Leadership coach Luis Sierra and other LSC staff were standing by to help, but they wisely gave the students plenty of elbow room.
“There they were, living out what we are always trying to promote, turning ideas into action,” Sierra says. “That’s the whole point of why the center is here, and they were doing it.”
It was an opportunity for students to shine — with no training wheels or “grownups” taking over.
“I had led alternative breaks and Service Saturdays, but with those there’s always an adult around,” says Morgan Lundy, an English senior from Atlanta who helped coordinate social media efforts.
“During the flood, I kept asking adults for permission to do something, and they would say ‘Just do it.’ So I did.”
‘Why did people do what they did?’
By Oct. 12, a week after the flooding, the city’s water supply had been mostly restored, and classes at Carolina resumed. But while the immediate crisis was over, the need for continued volunteer support was great. USC’s Leadership and Service Center kicked in by taking on a larger role in coordinating opportunities for students to remain involved, from an Alternative Break trip to weekly service trips through the rest of the fall semester, and even as part of the MLK Days of Service in January.
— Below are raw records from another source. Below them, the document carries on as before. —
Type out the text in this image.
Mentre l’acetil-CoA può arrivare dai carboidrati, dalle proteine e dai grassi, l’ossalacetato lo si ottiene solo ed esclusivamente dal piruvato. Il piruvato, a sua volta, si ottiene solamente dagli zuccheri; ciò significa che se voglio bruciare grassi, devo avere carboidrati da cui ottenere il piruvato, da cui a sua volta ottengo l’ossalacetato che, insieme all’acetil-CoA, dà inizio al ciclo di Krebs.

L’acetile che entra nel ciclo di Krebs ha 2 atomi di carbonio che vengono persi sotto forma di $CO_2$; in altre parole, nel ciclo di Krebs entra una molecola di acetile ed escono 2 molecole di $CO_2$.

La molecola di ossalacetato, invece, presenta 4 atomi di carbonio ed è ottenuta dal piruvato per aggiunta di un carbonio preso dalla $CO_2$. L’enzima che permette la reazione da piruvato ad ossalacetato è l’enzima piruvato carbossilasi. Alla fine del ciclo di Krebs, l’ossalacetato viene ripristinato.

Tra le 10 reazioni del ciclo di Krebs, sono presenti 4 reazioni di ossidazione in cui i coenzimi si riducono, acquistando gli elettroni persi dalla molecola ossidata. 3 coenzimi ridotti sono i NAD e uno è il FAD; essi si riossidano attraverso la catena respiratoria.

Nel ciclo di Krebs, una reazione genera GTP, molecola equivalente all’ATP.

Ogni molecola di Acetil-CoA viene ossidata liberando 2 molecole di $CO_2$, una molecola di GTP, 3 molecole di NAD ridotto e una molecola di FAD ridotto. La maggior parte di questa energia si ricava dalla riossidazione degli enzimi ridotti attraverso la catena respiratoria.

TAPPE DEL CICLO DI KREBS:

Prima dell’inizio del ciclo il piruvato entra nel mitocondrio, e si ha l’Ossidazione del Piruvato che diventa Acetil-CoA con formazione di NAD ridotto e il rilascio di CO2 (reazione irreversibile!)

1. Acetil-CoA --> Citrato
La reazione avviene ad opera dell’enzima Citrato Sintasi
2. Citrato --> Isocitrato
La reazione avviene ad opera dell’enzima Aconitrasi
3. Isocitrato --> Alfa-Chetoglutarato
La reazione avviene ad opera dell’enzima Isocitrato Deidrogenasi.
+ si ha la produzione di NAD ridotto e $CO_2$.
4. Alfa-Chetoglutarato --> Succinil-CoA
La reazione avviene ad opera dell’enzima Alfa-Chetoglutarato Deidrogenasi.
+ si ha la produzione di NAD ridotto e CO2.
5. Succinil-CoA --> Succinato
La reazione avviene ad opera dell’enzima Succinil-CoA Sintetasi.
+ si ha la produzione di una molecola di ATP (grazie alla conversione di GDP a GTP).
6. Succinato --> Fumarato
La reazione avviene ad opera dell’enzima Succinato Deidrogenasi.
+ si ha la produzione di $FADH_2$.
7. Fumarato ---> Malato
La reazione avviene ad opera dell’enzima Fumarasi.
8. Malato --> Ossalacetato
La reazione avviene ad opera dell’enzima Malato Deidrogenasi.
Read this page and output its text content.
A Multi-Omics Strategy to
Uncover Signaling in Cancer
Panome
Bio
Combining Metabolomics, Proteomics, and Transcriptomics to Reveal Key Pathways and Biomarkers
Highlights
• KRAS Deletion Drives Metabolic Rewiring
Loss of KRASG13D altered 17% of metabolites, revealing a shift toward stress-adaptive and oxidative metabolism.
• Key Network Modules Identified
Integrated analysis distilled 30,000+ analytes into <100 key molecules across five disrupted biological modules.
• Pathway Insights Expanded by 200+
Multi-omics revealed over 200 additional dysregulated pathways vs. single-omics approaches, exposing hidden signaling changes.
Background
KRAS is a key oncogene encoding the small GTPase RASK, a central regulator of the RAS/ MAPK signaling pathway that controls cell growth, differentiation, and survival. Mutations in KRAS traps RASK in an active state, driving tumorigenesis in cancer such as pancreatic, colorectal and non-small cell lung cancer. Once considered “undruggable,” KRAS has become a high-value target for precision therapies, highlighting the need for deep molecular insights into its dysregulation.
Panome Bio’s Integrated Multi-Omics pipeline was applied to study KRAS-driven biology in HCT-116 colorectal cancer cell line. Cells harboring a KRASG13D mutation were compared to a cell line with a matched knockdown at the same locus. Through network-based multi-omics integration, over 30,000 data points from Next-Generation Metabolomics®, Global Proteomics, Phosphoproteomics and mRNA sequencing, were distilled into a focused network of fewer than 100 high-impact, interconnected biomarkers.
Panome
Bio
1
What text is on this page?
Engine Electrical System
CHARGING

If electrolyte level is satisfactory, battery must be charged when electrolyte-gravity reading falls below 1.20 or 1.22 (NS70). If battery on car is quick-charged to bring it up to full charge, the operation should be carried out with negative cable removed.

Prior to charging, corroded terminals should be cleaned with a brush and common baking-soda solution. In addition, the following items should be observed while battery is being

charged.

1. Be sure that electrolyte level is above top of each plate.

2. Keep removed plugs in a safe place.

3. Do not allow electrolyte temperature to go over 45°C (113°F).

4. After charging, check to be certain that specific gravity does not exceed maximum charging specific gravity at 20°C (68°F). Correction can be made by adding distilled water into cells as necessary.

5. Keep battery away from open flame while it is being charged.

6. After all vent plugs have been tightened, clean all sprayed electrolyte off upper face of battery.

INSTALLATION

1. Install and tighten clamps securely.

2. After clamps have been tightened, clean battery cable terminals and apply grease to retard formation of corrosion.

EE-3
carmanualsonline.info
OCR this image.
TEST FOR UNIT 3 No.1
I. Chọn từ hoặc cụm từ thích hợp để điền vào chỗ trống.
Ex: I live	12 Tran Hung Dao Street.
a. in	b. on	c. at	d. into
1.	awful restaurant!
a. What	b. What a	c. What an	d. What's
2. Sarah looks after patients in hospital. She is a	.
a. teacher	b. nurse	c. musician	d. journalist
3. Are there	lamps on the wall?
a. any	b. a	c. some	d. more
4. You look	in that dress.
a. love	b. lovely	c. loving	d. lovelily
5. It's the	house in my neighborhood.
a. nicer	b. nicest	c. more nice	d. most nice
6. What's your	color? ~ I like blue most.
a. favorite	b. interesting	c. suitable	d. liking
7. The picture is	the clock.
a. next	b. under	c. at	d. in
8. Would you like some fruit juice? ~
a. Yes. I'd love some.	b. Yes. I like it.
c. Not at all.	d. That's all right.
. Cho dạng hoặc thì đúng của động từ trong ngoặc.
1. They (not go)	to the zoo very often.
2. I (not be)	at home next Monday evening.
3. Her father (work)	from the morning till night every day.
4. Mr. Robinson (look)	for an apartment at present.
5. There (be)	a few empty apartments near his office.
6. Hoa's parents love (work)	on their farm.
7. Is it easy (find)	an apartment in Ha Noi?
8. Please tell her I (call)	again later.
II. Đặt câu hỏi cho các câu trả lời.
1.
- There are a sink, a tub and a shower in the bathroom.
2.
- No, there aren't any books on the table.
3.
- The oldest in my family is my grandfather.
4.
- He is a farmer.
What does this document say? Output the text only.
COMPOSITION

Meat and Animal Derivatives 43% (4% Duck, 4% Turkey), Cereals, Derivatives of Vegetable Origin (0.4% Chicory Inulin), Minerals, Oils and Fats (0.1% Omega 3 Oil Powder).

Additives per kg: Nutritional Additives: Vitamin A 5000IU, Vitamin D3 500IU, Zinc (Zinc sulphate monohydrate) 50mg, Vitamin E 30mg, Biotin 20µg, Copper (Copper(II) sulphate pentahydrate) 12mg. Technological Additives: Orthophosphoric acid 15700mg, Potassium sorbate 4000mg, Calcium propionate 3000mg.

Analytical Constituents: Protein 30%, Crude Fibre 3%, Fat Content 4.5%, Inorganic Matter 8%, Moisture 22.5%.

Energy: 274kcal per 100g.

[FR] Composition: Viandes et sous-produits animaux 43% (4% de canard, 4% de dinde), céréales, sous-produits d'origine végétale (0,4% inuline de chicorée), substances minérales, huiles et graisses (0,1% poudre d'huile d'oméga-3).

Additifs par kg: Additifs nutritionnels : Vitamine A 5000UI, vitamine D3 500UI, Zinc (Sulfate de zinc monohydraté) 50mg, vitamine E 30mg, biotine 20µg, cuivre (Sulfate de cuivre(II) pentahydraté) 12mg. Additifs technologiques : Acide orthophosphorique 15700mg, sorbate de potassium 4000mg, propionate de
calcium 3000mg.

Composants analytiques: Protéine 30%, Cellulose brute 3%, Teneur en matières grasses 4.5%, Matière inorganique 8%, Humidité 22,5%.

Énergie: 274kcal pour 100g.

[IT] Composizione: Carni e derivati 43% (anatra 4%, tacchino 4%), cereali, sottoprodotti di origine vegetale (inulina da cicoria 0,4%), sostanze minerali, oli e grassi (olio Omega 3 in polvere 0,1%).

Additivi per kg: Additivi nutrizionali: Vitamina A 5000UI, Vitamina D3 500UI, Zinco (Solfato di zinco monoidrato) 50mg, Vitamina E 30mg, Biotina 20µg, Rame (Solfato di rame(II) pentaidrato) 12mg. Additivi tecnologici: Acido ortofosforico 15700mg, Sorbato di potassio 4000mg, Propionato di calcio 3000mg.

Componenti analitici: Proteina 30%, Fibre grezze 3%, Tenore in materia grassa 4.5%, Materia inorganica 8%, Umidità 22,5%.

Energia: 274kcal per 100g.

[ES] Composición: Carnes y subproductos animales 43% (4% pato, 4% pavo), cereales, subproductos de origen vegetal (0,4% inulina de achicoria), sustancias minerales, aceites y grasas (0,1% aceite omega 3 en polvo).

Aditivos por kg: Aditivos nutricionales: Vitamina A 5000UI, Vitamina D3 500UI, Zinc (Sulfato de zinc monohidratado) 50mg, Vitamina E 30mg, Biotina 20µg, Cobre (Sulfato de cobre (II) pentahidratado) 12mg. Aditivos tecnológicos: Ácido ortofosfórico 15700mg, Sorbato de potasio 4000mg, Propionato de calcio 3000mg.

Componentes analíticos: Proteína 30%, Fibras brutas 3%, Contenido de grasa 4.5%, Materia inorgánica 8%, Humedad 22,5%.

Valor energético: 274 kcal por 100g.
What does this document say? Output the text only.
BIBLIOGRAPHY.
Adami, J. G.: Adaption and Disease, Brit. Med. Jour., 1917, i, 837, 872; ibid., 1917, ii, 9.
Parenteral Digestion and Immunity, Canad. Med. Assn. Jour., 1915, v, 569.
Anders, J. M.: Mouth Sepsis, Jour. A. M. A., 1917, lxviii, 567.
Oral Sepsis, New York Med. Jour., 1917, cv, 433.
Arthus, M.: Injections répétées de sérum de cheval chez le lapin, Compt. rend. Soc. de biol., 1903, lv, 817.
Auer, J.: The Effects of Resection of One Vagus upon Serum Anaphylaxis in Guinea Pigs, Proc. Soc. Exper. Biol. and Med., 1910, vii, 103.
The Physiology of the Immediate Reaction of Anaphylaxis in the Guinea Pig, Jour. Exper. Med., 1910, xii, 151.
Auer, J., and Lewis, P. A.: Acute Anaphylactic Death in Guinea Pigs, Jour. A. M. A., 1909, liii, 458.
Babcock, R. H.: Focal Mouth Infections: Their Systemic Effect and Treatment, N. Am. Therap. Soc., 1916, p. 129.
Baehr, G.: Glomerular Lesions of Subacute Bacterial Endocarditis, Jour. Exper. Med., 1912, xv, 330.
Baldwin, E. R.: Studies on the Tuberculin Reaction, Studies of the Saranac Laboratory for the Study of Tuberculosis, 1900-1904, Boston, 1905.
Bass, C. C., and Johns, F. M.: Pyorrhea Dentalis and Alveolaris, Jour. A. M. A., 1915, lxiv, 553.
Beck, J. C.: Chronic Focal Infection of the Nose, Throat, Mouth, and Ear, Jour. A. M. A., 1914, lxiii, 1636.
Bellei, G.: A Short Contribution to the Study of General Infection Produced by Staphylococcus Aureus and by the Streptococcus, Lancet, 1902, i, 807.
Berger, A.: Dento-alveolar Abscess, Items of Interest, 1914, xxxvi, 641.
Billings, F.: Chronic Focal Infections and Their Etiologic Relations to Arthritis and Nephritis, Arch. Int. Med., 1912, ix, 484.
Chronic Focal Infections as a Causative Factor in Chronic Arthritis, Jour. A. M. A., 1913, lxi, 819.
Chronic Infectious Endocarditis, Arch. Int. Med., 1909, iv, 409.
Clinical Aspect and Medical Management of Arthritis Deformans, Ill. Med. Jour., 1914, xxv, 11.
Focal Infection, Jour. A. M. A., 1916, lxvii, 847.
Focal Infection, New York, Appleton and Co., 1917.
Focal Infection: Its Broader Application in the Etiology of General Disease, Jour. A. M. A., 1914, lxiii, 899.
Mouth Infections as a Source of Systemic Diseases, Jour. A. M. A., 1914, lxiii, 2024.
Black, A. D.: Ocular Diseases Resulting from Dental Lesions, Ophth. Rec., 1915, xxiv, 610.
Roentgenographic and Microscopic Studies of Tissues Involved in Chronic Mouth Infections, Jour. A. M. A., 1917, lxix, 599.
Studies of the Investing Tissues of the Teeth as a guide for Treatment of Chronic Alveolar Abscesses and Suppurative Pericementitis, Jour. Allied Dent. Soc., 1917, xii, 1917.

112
Alpert has had plenty of time to reflect, not only on the flood and its immediate aftermath, but also on larger questions.
“Why did people do what they did? Why do people show up at the scene of a disaster to help out? We know there were 5,000 to 10,000 volunteers in Columbia and the number of sites they were at, but that’s all,” Alpert says. “It gets to this interesting idea in sociology and psychology on pro-social behavior. We know that churches encourage a lot of pro-social group behavior, and that’s something that you don’t see in every part of the country. From an academic point of view, I want to understand that better.”
Alpert plans to write his Honors College senior thesis on the flood recovery efforts, compiling reports from various municipal and government agencies with an eye toward improving preparation and response to natural disasters in the future. For now, he still marvels at the spontaneous response of his fellow students.
“No one hesitated, no one said, ‘What am I going to get out of this?’
“It was an amazing and beautiful outpouring of support,” he says. “I learned so much from the people in that war room when we were coordinating the volunteer response. The cool thing is we’re going to have an entire generation of Carolina students capable of dealing with crisis situations. That’s what I’m so proud of — that I was a part of this group.”